Neural Architecture is a New Paradigm
New paradigms have the habit of emerging when the existing paradigm has run its course—posing the question, what is the current paradigm? We will leave that larger question open for now, instead focusing on what Neural Architecture brings to the table regarding a substantial innovation in the architecture discipline. For one, it critically interrogates the role of the architect in the creative process of architectural design. Neural Architecture embraces the possibility of design methods that are deeply informed by existing information in the form of databases, and understands that the artificial modeling of neural processes can aid in harnessing the information in big data [Fig. 13]. Interestingly, the results do not resemble historical examples, and thus the methodology is not a repetition of Postmodern tropes, such as collage, quotes, and ironic assemblies.
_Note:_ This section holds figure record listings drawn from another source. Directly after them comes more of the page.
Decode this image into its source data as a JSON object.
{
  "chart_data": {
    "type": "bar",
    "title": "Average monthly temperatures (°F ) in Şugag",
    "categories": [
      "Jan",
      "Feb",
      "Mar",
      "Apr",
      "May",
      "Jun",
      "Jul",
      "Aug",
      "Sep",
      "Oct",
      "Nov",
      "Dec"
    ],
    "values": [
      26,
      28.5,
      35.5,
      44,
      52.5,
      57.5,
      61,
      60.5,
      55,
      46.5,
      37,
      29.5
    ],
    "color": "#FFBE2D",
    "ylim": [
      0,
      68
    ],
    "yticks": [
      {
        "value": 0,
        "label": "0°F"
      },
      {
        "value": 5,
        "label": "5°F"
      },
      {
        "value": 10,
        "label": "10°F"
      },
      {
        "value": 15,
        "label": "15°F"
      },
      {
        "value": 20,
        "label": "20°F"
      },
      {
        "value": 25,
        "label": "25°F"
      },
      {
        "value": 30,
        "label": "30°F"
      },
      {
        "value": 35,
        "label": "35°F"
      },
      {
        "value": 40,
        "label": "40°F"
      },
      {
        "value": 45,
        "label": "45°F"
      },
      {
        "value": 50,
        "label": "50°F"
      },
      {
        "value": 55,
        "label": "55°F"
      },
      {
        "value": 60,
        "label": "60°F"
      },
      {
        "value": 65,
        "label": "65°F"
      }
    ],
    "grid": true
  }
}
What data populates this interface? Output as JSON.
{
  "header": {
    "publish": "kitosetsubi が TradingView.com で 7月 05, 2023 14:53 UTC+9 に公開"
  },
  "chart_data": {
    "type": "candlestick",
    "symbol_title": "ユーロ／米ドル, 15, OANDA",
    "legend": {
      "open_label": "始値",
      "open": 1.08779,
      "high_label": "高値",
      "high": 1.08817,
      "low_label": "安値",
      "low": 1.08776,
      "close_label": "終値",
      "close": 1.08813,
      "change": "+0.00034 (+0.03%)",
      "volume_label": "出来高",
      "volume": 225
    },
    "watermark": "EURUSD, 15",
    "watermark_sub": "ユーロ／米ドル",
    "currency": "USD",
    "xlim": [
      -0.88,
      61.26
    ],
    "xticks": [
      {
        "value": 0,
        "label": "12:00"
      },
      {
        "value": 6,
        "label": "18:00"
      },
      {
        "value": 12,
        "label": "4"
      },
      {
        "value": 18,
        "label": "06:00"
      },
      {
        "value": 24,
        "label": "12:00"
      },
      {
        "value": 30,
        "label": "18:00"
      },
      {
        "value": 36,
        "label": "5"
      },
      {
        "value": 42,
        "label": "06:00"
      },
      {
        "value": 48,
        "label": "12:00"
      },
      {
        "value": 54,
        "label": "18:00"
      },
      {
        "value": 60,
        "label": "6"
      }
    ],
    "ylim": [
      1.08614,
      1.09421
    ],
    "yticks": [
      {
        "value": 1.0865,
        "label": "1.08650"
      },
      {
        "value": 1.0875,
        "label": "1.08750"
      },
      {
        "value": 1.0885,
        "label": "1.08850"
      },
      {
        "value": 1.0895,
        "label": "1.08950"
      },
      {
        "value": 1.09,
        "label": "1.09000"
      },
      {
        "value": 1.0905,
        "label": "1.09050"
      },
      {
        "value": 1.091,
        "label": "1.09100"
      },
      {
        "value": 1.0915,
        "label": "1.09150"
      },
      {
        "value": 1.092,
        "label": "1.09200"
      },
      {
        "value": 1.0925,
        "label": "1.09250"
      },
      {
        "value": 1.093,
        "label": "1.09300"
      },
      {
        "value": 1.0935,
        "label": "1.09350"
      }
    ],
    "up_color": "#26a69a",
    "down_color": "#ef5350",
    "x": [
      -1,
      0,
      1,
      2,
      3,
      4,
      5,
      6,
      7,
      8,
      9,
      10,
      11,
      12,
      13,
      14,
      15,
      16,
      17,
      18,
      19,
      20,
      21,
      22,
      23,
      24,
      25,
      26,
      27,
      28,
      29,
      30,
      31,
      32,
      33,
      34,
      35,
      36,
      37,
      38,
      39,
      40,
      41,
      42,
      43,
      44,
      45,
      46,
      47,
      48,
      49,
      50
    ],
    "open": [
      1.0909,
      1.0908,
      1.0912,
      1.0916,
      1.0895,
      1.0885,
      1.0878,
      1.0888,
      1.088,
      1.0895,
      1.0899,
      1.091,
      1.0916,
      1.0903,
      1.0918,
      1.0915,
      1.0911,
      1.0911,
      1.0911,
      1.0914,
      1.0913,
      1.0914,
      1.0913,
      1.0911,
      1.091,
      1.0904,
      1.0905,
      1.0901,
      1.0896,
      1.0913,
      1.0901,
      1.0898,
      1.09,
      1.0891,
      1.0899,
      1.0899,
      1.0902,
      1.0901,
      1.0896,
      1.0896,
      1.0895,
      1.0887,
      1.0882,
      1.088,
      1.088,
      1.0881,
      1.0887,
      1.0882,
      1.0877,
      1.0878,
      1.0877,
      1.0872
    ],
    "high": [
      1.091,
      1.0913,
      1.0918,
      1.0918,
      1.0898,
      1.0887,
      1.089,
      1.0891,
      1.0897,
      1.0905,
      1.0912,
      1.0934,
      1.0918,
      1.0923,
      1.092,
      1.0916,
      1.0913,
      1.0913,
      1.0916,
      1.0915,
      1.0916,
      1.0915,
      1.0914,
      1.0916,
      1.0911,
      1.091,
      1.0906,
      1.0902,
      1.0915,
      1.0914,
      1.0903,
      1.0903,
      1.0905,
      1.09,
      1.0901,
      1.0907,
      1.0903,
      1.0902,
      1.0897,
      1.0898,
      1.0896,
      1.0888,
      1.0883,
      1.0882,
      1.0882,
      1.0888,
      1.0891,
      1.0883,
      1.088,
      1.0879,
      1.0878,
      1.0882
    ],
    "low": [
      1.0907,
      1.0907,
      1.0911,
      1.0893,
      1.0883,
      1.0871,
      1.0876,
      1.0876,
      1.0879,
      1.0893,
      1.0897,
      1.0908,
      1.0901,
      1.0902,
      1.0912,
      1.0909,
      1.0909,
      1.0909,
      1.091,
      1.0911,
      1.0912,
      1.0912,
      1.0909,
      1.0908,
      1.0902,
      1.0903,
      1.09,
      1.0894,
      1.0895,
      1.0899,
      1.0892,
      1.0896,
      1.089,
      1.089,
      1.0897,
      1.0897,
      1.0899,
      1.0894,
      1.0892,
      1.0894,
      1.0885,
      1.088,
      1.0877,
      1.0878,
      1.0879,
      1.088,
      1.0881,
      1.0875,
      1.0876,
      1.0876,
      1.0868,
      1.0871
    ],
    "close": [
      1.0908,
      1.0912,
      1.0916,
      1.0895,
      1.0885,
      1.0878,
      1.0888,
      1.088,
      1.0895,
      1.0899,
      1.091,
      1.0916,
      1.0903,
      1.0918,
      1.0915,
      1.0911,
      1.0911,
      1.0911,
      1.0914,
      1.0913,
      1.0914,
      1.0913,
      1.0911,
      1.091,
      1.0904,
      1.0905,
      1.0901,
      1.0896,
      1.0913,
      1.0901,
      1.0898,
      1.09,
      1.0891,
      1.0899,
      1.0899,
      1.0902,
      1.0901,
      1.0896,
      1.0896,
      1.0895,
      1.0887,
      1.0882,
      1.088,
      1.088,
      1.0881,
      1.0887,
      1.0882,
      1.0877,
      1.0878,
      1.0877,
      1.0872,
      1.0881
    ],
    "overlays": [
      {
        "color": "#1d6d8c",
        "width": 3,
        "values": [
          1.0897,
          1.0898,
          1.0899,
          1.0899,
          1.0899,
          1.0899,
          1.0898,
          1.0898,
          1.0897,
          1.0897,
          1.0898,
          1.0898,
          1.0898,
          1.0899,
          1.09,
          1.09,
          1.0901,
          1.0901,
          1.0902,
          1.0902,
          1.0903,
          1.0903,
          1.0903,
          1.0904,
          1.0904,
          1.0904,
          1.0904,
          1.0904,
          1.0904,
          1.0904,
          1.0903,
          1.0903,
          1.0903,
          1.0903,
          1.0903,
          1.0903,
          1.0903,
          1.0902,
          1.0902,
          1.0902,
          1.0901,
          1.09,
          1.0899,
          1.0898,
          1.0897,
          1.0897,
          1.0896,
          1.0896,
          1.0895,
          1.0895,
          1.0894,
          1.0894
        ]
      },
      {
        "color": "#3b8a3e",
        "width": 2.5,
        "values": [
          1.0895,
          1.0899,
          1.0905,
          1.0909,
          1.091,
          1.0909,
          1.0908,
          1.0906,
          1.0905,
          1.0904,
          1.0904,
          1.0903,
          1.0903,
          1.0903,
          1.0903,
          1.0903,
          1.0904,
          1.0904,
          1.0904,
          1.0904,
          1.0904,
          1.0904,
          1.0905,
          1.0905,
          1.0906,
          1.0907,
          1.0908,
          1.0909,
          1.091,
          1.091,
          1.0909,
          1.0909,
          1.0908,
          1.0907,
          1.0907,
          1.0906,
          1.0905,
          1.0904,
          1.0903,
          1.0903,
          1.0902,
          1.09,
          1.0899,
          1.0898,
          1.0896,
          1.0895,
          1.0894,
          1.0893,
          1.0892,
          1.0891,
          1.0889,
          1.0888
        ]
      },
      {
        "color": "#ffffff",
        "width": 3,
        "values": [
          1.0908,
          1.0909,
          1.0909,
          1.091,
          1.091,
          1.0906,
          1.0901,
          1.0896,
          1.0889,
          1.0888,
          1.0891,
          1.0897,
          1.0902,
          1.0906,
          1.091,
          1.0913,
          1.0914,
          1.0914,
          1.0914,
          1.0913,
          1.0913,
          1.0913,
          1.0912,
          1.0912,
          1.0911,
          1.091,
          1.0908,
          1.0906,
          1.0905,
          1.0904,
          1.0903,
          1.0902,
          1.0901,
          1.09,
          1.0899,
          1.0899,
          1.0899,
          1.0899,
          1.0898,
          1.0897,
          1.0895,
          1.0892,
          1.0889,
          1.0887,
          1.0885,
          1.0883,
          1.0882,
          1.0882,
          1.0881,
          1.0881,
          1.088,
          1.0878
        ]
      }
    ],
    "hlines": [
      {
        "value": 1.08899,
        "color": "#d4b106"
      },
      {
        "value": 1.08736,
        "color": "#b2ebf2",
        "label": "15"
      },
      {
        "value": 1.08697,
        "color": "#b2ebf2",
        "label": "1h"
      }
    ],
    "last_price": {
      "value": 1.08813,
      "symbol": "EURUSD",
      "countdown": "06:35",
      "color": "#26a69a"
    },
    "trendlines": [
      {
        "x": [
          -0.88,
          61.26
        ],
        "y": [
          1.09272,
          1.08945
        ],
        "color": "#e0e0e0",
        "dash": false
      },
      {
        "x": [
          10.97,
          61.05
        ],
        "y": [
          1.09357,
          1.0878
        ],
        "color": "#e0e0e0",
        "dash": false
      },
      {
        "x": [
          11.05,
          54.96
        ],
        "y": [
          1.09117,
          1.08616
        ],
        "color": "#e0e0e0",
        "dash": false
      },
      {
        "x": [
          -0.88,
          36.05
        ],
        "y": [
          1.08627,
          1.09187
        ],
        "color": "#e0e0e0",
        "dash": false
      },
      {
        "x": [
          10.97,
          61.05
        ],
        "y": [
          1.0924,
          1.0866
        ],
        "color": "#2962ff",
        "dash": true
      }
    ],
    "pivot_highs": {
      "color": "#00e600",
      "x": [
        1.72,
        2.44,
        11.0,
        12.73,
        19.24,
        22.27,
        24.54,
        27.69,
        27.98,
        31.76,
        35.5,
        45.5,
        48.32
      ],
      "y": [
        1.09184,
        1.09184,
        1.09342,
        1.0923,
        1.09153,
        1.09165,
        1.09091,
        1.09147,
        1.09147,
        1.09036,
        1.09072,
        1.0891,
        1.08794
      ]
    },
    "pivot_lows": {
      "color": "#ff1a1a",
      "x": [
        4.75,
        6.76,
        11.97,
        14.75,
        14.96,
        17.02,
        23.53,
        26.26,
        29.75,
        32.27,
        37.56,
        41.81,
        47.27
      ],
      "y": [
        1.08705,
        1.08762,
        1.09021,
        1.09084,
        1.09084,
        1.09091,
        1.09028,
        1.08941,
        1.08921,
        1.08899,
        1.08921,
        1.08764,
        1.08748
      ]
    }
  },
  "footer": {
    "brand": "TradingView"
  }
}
The results instead construct a frame around aspects of defamiliarization and estrangement in that we can recognize certain features without them being a copy [Fig. 14 & 15]. We are still at the beginning of this new paradigm of architectural production; the first built examples are currently emerging. Many specific problems need to be solved, such as the relationship between interior and exterior, as neural networks based on images can only solve one of the two at a time. Or the problem of utilizing 3D models in this paradigm. Solutions are under development as these lines are written, and I look forward to how this new paradigm will impact the built environment in the upcoming years.